When we look at a garden such as Ryõan-ji , what we are
actually looking at is a courtyard with fifteen stones scattered through a bed
of raked gravel. Yet when we ‘see’ Ryõan-ji and recognise its essential spirit, then our imagination
leaps to re-create an entirely different scene. We can now imagine mountain
peaks projecting above a cloud base filling the valleys, we can feel ourselves
observing islands in a seascape. Or we can simply sit there and be held in
thrall of being immersed in something so much greater than our self. A
landscape is so much physically greater in scale than the human body, in
comparison we shrink in scale as if we had become a perceiving cell relative to
the whole body complex. Part of the sense of awe we may experience comes
through the recognition of no longer being the dominant element in the world we
perceive. We find ourselves identifying with something other than the simple
evidence of our eyes, because we have become an integral element of that
landscape spirit captured before us. The garden is no longer outside of
ourselves but an extension of our self.
Ryoan-ji, Kyoto |
Chinese landscape paintings have undoubtedly influenced and
aided the development of the Japanese garden tradition pushing it beyond mere
representation to become an art form in its own right. There were many factors
that have gone into the development of the gardens, but perhaps it was the
absorption of concepts from the paintings that pushed the gardens into the
position they were able to achieve.
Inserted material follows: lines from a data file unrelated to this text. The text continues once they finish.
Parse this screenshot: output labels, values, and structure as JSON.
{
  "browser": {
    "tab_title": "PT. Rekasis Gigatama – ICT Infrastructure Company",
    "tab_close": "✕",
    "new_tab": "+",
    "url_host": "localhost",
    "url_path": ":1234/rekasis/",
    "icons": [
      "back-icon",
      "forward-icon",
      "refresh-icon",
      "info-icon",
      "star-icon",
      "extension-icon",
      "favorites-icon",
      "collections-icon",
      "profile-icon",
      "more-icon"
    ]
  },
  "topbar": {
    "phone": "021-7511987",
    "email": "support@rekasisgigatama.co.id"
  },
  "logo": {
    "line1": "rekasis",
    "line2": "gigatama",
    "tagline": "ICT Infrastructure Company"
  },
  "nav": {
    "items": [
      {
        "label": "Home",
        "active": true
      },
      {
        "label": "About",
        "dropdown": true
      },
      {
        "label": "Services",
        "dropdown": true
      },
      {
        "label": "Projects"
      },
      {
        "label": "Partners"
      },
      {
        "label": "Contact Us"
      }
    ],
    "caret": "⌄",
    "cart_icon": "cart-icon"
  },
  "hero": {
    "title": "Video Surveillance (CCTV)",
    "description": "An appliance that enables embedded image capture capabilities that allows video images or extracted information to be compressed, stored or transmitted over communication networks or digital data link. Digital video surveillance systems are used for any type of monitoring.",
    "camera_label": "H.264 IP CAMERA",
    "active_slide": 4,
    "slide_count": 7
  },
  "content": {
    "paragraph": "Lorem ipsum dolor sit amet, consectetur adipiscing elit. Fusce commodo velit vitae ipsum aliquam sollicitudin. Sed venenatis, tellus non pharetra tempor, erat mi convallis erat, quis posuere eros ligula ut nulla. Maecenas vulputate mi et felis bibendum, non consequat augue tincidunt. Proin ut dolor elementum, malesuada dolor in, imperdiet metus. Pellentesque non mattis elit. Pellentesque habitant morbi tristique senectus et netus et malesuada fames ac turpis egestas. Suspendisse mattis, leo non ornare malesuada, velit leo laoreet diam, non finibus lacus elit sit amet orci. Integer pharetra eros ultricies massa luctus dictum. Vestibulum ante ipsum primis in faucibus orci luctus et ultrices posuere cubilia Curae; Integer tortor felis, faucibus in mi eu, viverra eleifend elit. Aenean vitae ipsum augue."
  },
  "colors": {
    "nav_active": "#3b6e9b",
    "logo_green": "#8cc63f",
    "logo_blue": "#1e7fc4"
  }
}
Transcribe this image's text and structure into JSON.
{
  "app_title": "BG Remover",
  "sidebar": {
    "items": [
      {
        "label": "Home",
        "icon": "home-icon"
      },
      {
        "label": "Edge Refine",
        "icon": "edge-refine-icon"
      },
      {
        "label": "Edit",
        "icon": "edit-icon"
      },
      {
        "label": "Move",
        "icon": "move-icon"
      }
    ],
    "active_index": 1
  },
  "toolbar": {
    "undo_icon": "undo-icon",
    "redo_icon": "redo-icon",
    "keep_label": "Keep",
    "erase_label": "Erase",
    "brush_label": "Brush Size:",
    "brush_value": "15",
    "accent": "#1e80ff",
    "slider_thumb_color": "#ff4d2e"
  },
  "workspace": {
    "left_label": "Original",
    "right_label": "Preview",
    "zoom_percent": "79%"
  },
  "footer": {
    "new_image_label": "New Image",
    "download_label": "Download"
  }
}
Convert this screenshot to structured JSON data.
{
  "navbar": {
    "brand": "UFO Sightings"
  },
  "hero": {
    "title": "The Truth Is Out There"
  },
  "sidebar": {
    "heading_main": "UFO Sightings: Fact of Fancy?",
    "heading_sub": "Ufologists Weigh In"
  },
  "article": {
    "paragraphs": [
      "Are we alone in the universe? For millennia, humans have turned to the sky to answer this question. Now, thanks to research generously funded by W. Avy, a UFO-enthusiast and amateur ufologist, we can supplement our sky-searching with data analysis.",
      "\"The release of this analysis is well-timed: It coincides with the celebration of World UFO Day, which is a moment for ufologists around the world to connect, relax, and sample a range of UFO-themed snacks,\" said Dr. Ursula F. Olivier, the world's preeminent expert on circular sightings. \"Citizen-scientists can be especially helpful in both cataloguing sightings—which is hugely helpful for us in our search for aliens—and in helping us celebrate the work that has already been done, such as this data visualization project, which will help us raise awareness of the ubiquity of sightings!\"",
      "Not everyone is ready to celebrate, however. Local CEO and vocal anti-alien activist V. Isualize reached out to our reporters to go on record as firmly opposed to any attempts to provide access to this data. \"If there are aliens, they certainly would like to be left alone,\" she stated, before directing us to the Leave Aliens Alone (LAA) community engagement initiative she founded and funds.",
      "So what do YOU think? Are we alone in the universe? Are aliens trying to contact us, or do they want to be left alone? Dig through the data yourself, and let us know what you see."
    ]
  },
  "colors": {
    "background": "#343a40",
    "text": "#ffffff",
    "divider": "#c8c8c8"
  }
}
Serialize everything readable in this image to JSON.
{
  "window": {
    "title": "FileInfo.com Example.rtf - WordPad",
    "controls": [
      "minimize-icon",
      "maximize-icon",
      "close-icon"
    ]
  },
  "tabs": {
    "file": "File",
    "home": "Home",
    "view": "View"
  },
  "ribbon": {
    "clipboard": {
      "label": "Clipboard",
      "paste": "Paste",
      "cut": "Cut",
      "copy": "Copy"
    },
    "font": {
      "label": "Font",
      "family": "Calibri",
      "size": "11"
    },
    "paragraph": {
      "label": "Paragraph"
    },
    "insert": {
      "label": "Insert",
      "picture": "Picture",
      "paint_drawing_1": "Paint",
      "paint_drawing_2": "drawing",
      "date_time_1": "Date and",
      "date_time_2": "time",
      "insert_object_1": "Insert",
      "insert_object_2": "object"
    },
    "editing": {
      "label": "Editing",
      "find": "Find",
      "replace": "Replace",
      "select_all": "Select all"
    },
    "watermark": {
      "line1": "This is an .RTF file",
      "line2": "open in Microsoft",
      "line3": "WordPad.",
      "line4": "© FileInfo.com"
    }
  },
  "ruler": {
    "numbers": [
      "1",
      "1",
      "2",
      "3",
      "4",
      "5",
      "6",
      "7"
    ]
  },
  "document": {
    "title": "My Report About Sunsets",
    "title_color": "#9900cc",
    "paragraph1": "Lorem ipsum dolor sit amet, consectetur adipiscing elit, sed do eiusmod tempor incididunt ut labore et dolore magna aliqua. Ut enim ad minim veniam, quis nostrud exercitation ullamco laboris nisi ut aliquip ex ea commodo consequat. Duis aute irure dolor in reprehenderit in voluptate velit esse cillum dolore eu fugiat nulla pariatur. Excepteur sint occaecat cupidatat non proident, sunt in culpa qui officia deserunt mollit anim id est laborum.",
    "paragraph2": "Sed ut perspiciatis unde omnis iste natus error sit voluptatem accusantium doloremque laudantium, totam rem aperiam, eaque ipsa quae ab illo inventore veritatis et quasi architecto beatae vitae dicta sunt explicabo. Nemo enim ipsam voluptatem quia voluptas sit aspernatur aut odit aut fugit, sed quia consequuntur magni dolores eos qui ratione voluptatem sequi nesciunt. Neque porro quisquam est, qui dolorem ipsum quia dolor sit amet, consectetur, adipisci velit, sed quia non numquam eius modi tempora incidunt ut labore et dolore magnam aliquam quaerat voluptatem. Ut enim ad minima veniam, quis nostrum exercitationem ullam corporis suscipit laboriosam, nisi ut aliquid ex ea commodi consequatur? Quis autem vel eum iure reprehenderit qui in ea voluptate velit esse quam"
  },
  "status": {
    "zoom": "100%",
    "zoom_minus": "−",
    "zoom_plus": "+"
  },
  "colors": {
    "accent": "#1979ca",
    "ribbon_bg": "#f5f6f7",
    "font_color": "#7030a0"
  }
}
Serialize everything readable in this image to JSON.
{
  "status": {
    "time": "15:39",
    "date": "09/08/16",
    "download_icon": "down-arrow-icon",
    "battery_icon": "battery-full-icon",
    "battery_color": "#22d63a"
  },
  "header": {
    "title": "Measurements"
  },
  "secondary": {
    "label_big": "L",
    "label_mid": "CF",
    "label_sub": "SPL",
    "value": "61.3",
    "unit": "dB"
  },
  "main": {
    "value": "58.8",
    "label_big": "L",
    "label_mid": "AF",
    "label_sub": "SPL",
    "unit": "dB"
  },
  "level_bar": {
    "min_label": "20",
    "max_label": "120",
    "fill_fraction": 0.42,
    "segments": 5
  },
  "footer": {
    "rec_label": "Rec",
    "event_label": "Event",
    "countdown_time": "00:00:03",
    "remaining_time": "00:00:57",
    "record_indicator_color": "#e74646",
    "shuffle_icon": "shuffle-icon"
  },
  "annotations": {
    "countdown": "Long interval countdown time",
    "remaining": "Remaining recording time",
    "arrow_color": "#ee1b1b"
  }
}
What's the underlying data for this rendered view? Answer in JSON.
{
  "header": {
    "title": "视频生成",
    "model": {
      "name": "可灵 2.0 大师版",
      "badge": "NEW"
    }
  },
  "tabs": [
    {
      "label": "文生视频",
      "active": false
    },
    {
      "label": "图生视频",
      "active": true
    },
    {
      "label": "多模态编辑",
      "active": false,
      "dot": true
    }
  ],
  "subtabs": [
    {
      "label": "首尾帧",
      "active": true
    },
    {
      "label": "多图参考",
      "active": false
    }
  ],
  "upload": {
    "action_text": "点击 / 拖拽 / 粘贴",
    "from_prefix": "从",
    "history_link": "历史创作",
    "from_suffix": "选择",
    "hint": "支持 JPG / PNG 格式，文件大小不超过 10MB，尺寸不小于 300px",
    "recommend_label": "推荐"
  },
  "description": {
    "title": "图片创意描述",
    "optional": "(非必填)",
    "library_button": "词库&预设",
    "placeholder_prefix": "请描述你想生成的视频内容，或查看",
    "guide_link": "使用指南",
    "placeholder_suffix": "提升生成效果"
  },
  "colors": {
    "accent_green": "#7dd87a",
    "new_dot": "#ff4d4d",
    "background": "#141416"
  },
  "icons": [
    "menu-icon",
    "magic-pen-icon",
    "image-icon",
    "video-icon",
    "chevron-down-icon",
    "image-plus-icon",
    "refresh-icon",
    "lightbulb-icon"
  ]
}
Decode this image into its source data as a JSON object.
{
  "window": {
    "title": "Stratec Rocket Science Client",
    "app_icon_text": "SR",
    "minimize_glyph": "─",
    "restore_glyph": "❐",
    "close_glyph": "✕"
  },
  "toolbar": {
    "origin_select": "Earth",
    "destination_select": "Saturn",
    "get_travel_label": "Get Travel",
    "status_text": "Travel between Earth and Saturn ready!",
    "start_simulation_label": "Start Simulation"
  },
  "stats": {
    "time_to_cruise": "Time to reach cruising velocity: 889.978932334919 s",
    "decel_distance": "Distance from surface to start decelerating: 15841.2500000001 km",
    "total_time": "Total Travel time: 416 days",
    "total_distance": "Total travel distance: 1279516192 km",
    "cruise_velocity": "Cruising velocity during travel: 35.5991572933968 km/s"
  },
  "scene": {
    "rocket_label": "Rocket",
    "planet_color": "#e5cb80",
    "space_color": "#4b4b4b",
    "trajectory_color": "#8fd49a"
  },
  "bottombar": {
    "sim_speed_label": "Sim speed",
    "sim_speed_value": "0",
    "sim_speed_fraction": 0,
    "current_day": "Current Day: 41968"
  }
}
Without the stimulus of the garden creators
looking at the paintings, the gardens would likely have remained more mundane
creations. Of course one can identify several other important influences,
poetry, climate, geography, and cultural inclination for example but in terms
of the gardens that we are able to look back on through a historical
perspective, the landscape paintings hanging in dimly lit temple complexes and
the residences of the ruling elite were probably the most important and
complete factors of all.
Kyoto, Japan |
[1] Merleau Ponty. The Phenomenology of Perception.
Routledge, 1962.
[2] Osvald Sirén. ‘The Chinese On The Art Of Painting’.